Throughout the rest of the shopping experience I’m like a teenager who’s spotted her crush and both dreads and anticipates seeing him at every aisle. I rehearse other things to say but think better of it. Don’t want them to think I’m stalking them.

Why is it that the mere sound of a native speaker would make me all star-struck? Maybe I see these brief encounters as ways to feel like me again. And to remember who I am. To not feel like the odd one out, the girl with the accent when she speaks French. Instead I take charge of the situation again and am the girl conversing with other natives as French folks go by.

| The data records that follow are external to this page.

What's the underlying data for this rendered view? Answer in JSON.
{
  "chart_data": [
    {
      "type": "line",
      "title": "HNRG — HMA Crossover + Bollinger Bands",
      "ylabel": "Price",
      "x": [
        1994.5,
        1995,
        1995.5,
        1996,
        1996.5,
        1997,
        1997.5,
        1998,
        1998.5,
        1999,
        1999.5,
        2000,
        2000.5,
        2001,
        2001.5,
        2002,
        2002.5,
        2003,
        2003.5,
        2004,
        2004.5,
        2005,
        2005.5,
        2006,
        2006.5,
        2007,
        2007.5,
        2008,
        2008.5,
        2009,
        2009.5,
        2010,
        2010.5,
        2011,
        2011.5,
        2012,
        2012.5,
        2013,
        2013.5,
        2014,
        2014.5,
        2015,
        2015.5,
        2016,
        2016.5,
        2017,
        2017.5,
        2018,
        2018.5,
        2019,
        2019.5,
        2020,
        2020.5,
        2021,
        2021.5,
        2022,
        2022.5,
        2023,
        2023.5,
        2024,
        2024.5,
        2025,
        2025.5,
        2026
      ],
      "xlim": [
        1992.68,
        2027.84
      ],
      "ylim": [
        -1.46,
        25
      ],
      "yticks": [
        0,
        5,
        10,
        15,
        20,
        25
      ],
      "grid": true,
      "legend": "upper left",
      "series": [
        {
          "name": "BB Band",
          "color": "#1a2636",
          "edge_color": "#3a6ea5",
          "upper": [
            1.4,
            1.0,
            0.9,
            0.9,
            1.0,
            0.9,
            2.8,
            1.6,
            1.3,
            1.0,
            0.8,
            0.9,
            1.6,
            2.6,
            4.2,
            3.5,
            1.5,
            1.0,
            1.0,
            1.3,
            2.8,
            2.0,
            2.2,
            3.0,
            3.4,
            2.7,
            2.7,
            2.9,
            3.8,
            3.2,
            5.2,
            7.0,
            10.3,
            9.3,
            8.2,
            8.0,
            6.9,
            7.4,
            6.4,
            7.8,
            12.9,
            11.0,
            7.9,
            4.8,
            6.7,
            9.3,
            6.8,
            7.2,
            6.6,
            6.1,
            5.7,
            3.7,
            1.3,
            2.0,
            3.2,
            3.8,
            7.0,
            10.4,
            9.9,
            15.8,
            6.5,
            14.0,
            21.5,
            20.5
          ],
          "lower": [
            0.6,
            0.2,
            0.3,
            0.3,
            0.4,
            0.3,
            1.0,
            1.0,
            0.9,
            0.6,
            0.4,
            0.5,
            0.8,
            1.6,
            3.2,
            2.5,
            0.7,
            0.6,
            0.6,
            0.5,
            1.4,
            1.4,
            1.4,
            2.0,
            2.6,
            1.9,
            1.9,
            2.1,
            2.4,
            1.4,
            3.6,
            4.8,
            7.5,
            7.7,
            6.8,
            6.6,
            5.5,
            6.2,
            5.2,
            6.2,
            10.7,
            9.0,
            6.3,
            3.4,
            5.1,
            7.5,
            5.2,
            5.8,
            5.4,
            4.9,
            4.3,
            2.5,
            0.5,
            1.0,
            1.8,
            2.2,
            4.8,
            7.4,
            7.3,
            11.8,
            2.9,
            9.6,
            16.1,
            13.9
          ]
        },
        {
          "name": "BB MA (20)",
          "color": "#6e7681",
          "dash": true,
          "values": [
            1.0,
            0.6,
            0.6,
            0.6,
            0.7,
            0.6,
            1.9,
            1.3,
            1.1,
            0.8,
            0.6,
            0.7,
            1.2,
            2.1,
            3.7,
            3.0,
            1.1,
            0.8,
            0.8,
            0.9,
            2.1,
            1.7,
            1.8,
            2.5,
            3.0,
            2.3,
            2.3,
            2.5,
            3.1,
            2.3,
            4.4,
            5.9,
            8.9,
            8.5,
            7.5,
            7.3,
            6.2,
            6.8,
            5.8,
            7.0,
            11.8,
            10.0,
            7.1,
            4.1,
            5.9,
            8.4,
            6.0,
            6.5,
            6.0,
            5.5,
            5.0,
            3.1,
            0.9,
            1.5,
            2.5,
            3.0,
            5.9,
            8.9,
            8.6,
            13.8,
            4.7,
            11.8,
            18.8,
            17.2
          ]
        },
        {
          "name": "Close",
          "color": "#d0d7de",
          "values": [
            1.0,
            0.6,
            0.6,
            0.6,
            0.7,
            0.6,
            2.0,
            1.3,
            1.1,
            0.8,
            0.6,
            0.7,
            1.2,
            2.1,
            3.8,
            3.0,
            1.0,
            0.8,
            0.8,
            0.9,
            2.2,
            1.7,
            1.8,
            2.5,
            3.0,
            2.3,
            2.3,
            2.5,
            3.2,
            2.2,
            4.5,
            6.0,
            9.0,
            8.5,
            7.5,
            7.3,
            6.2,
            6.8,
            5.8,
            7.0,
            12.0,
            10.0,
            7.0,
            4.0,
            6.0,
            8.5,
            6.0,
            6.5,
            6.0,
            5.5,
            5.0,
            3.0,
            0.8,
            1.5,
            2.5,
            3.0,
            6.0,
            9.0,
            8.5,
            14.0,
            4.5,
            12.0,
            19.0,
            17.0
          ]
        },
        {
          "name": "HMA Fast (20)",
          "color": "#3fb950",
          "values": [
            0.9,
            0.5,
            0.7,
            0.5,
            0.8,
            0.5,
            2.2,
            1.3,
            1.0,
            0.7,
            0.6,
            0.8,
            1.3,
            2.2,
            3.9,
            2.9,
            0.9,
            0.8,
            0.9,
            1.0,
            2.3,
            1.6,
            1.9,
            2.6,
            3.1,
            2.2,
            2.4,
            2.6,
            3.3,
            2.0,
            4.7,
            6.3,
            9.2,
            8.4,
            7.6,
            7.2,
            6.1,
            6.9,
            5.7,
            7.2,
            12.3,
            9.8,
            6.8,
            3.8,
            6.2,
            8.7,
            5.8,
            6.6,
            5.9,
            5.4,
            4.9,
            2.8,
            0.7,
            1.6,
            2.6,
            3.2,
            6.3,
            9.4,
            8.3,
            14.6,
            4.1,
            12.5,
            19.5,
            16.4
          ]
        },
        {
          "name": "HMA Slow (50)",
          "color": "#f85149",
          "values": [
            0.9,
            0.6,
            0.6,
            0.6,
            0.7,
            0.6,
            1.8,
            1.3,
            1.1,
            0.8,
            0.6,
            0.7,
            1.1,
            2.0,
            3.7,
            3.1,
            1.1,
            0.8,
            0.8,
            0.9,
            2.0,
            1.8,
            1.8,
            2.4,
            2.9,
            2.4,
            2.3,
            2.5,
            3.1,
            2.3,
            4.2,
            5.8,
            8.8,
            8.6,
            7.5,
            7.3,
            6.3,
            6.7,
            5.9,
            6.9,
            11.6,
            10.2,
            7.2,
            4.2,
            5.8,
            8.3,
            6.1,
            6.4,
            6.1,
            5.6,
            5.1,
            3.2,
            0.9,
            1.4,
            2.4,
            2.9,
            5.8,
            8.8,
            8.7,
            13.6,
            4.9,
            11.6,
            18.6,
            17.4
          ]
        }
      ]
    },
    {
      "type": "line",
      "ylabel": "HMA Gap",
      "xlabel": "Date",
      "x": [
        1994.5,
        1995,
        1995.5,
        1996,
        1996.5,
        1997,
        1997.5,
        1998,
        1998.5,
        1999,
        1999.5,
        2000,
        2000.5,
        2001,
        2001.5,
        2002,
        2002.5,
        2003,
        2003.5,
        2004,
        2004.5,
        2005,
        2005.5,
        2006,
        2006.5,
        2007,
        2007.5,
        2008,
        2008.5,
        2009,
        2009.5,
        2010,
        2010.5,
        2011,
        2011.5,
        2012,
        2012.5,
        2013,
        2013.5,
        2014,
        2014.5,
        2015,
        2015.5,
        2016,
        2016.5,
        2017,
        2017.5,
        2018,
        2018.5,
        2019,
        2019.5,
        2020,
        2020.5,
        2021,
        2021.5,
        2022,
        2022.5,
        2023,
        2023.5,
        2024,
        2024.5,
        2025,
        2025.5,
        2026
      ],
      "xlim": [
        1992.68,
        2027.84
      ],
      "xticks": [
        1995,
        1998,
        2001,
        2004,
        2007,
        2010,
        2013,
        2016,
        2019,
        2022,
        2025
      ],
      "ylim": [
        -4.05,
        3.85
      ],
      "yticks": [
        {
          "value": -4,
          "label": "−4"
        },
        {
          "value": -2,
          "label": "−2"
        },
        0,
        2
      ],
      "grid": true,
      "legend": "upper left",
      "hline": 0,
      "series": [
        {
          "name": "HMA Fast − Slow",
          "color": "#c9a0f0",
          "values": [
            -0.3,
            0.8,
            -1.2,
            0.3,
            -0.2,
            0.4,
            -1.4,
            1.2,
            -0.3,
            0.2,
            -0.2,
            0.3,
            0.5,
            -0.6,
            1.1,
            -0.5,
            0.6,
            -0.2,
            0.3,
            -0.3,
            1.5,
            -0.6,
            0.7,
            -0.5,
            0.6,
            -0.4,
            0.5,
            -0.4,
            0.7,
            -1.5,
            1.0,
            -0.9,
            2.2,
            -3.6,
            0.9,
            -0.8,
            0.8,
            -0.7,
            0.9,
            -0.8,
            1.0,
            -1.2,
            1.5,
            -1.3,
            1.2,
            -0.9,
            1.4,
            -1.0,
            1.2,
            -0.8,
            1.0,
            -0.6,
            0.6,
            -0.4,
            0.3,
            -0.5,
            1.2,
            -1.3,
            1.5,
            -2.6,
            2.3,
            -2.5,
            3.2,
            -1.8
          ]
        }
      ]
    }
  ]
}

This was the case the other weekend when one of Remi’s British clients dropped by. There are a few of them who have summer or permanent places in the villages near his. He’s proud to use his English with them and tell them he has an American wife. So a recent Sunday when I was at his greenhouse, I got to meet this famous British client and her son and daughter-in-law who were visiting. Instantly we started chatting away, not worrying about non-English speakers being able to understand us or not. They had that easy-going way of talking and cheeky sense of humor that I associate with British folks, and which I find so refreshing. The son and his wife talked about how there was just nothing in the mom’s French village, not even a shop or two (my main complaint of small French villages, too). They even “talked” with Juliette, in English, of course. As we talked the French customers passed us by with their carts full of plants. And for a moment they must have felt like they were the outsiders in a world where there language wasn’t being spoken. It made me smile, because just for a moment, I felt more like home.

*Disclaimer: before I get hate mail from any Scottish/Welsh/Irish readers, I do know that English only refers to those who live in England. The more correct term is British if I’m not sure of the origin of that lilting accent.